1Deutsches Herzzentrum München Klinik für Herz- und Kreislauferkrankungen München, Deutschland; 2Max Planck Institute of Biochemistry Department of Proteomics and Signal Transduction Martinsried, Deutschland; 3Universitätsklinikum Augsburg I. Medizinische Klinik Augsburg, Deutschland; 4Institute of Computational Biology, Computational Health Center, Helmholtz Zentrum München Deutsches Forschungszentrum für Gesundheit und Umwelt (GmbH) Neuherberg, Deutschland
Methods: 1,200 consecutive patients with 2- or 3-vessel disease diagnosed by coronary angiography in the years 2005 and 2006 were analyzed. Deep mass spectrometry differentiated 735 unique serum proteins. Coxnet was used for clinical and proteomic variable selection. Internal validation was performed by randomly splitting CAD cases into training (n=885) and validation (n=315) cohorts.

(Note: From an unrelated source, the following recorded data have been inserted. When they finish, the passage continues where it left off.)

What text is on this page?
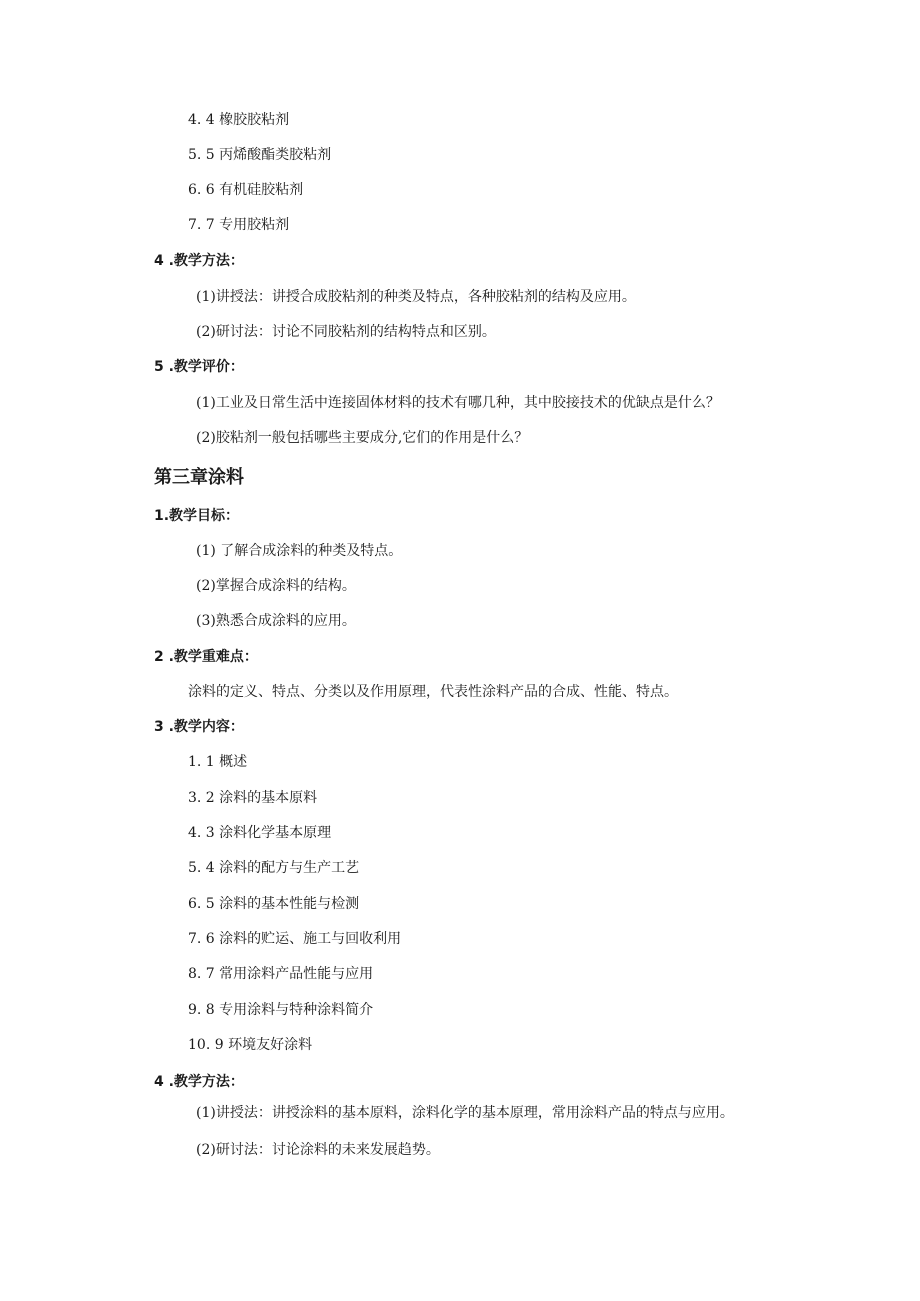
4. 4 橡胶胶粘剂
5. 5 丙烯酸酯类胶粘剂
6. 6 有机硅胶粘剂
7. 7 专用胶粘剂
4 .教学方法：
(1)讲授法：讲授合成胶粘剂的种类及特点，各种胶粘剂的结构及应用。
(2)研讨法：讨论不同胶粘剂的结构特点和区别。
5 .教学评价：
(1)工业及日常生活中连接固体材料的技术有哪几种，其中胶接技术的优缺点是什么？
(2)胶粘剂一般包括哪些主要成分,它们的作用是什么？
第三章涂料
1.教学目标：
(1) 了解合成涂料的种类及特点。
(2)掌握合成涂料的结构。
(3)熟悉合成涂料的应用。
2 .教学重难点：
涂料的定义、特点、分类以及作用原理，代表性涂料产品的合成、性能、特点。
3 .教学内容：
1. 1 概述
3. 2 涂料的基本原料
4. 3 涂料化学基本原理
5. 4 涂料的配方与生产工艺
6. 5 涂料的基本性能与检测
7. 6 涂料的贮运、施工与回收利用
8. 7 常用涂料产品性能与应用
9. 8 专用涂料与特种涂料简介
10. 9 环境友好涂料
4 .教学方法：
(1)讲授法：讲授涂料的基本原料，涂料化学的基本原理，常用涂料产品的特点与应用。
(2)研讨法：讨论涂料的未来发展趋势。
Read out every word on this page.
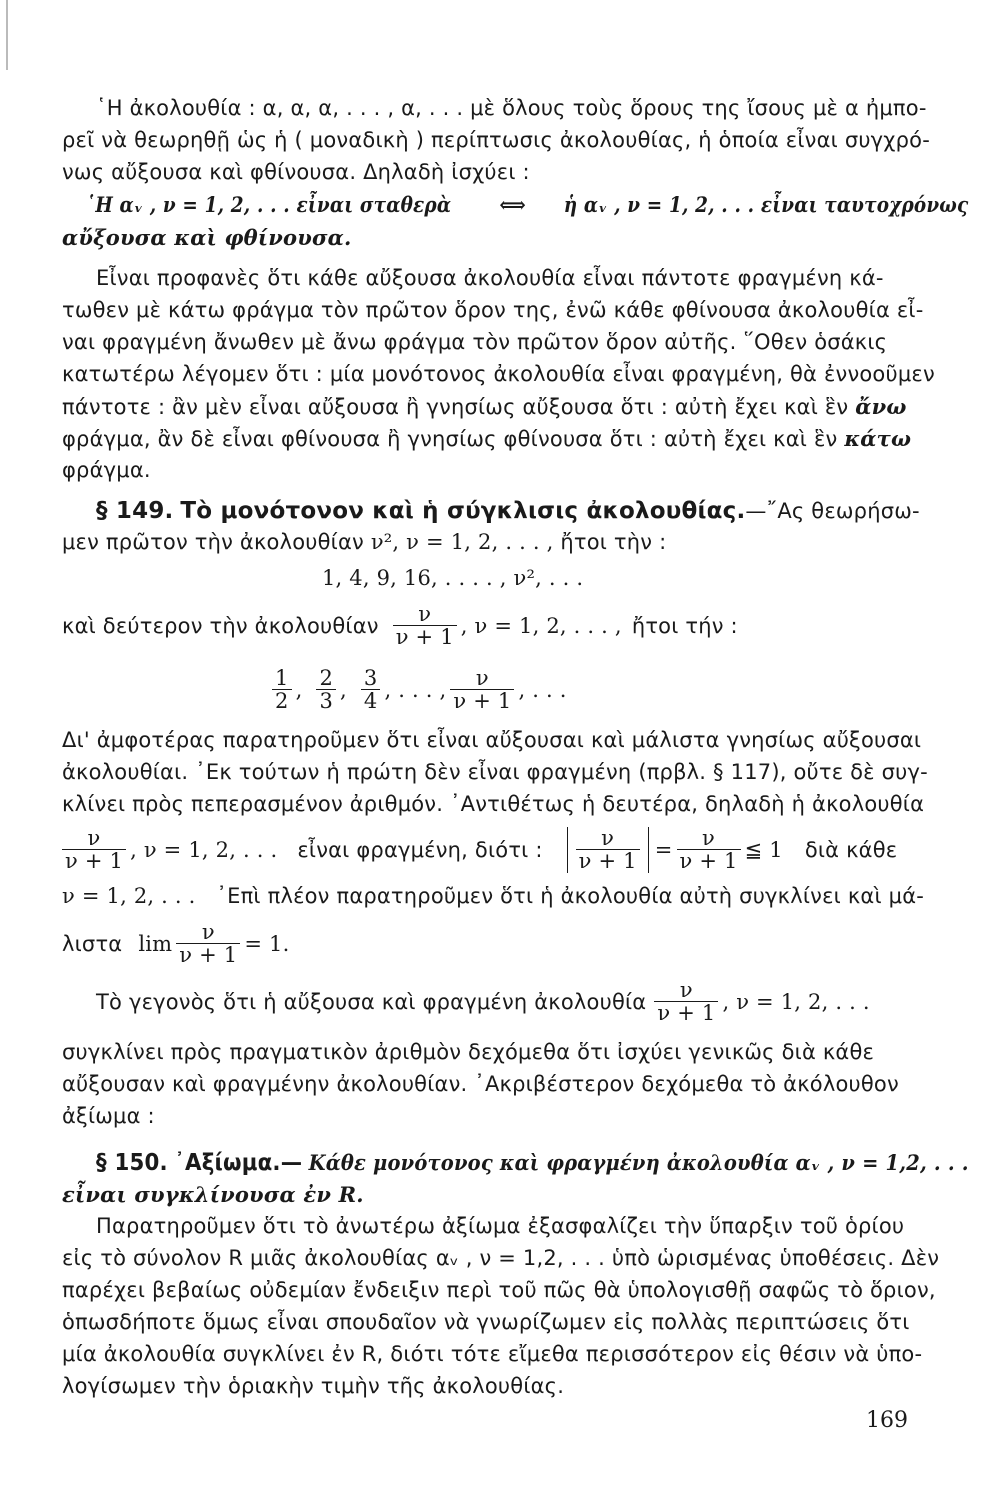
῾Η ἀκολουθία : α, α, α, . . . , α, . . . μὲ ὅλους τοὺς ὅρους της ἴσους μὲ α ἠμπο-
ρεῖ νὰ θεωρηθῇ ὡς ἡ ( μοναδικὴ ) περίπτωσις ἀκολουθίας, ἡ ὁποία εἶναι συγχρό-
νως αὔξουσα καὶ φθίνουσα. Δηλαδὴ ἰσχύει :
῾Η αᵥ , ν = 1, 2, . . . εἶναι σταθερὰ ⟺ ἡ αᵥ , ν = 1, 2, . . . εἶναι ταυτοχρόνως
αὔξουσα καὶ φθίνουσα.
Εἶναι προφανὲς ὅτι κάθε αὔξουσα ἀκολουθία εἶναι πάντοτε φραγμένη κά-
τωθεν μὲ κάτω φράγμα τὸν πρῶτον ὅρον της, ἐνῶ κάθε φθίνουσα ἀκολουθία εἶ-
ναι φραγμένη ἄνωθεν μὲ ἄνω φράγμα τὸν πρῶτον ὅρον αὐτῆς. ῞Οθεν ὁσάκις
κατωτέρω λέγομεν ὅτι : μία μονότονος ἀκολουθία εἶναι φραγμένη, θὰ ἐννοοῦμεν
πάντοτε : ἂν μὲν εἶναι αὔξουσα ἢ γνησίως αὔξουσα ὅτι : αὐτὴ ἔχει καὶ ἓν ἄνω
φράγμα, ἂν δὲ εἶναι φθίνουσα ἢ γνησίως φθίνουσα ὅτι : αὐτὴ ἔχει καὶ ἓν κάτω
φράγμα.
§ 149. Τὸ μονότονον καὶ ἡ σύγκλισις ἀκολουθίας.—῎Ας θεωρήσω-
μεν πρῶτον τὴν ἀκολουθίαν ν², ν = 1, 2, . . . , ἤτοι τὴν :
1, 4, 9, 16, . . . . , ν², . . .
καὶ δεύτερον τὴν ἀκολουθίαν $\frac{\nu}{\nu + 1}$ , ν = 1, 2, . . . , ἤτοι τήν :
$\frac{1}{2}$ , $\frac{2}{3}$ , $\frac{3}{4}$ , . . . , $\frac{\nu}{\nu + 1}$ , . . .
Δι' ἀμφοτέρας παρατηροῦμεν ὅτι εἶναι αὔξουσαι καὶ μάλιστα γνησίως αὔξουσαι
ἀκολουθίαι. ᾿Εκ τούτων ἡ πρώτη δὲν εἶναι φραγμένη (πρβλ. § 117), οὔτε δὲ συγ-
κλίνει πρὸς πεπερασμένον ἀριθμόν. ᾿Αντιθέτως ἡ δευτέρα, δηλαδὴ ἡ ἀκολουθία
$\frac{\nu}{\nu + 1}$ , ν = 1, 2, . . . εἶναι φραγμένη, διότι : $\frac{\nu}{\nu + 1} = \frac{\nu}{\nu + 1}$ ≦ 1 διὰ κάθε
ν = 1, 2, . . . ᾿Επὶ πλέον παρατηροῦμεν ὅτι ἡ ἀκολουθία αὐτὴ συγκλίνει καὶ μά-
λιστα $\lim \frac{\nu}{\nu + 1} = 1$.
Τὸ γεγονὸς ὅτι ἡ αὔξουσα καὶ φραγμένη ἀκολουθία $\frac{\nu}{\nu + 1}$ , ν = 1, 2, . . .
συγκλίνει πρὸς πραγματικὸν ἀριθμὸν δεχόμεθα ὅτι ἰσχύει γενικῶς διὰ κάθε
αὔξουσαν καὶ φραγμένην ἀκολουθίαν. ᾿Ακριβέστερον δεχόμεθα τὸ ἀκόλουθον
ἀξίωμα :
§ 150. ᾿Αξίωμα.— Κάθε μονότονος καὶ φραγμένη ἀκολουθία αᵥ , ν = 1,2, . . .
εἶναι συγκλίνουσα ἐν R.
Παρατηροῦμεν ὅτι τὸ ἀνωτέρω ἀξίωμα ἐξασφαλίζει τὴν ὕπαρξιν τοῦ ὁρίου
εἰς τὸ σύνολον R μιᾶς ἀκολουθίας αᵥ , ν = 1,2, . . . ὑπὸ ὡρισμένας ὑποθέσεις. Δὲν
παρέχει βεβαίως οὐδεμίαν ἔνδειξιν περὶ τοῦ πῶς θὰ ὑπολογισθῇ σαφῶς τὸ ὅριον,
ὁπωσδήποτε ὅμως εἶναι σπουδαῖον νὰ γνωρίζωμεν εἰς πολλὰς περιπτώσεις ὅτι
μία ἀκολουθία συγκλίνει ἐν R, διότι τότε εἴμεθα περισσότερον εἰς θέσιν νὰ ὑπο-
λογίσωμεν τὴν ὁριακὴν τιμὴν τῆς ἀκολουθίας.
169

Results: During a median follow-up of 16.5 years, 650 (54.2%) patients died. 66 (out of 317) proteins differed significantly between living and deceased individuals. Low serum levels of A2M, B2M, CFD, FGB and CRP showed strongest correlations with improved survival. Predicting long-term mortality risk, a proteomic supported model (13 clinical and 31 proteomic variables) outperformed the clinical model (13 variables) in both training (ROC-AUC 0.77 vs. 0.73, P(C-statistics)<0.001) and validation sets (AUC 0.75 vs. 0.72, P<0.001). Moreover, inclusion of proteomics data improved integrated discrimination index (IDI) 0.09 (P<0.001) and net reclassification index (NRI) 0.28 (P<0.001). Most relevant for model performance were age, LV-EF, smoking, CAD complexity, and the proteins APOC3, C1RL, CD14, CLEC3B, FCGBP, IGHG2, IGHV1-2, IGHV3-38, IGKV3D-20, IGLV2-14, PIGR and SERPINA4. Enrichment analysis revealed coagulation, stress response, inflammation, and immune system related pathways were strongest associated with mortality risk.
Conclusion: Proteomics is a powerful tool for improving predictive accuracy in models of long-term mortality risk in chronic CAD.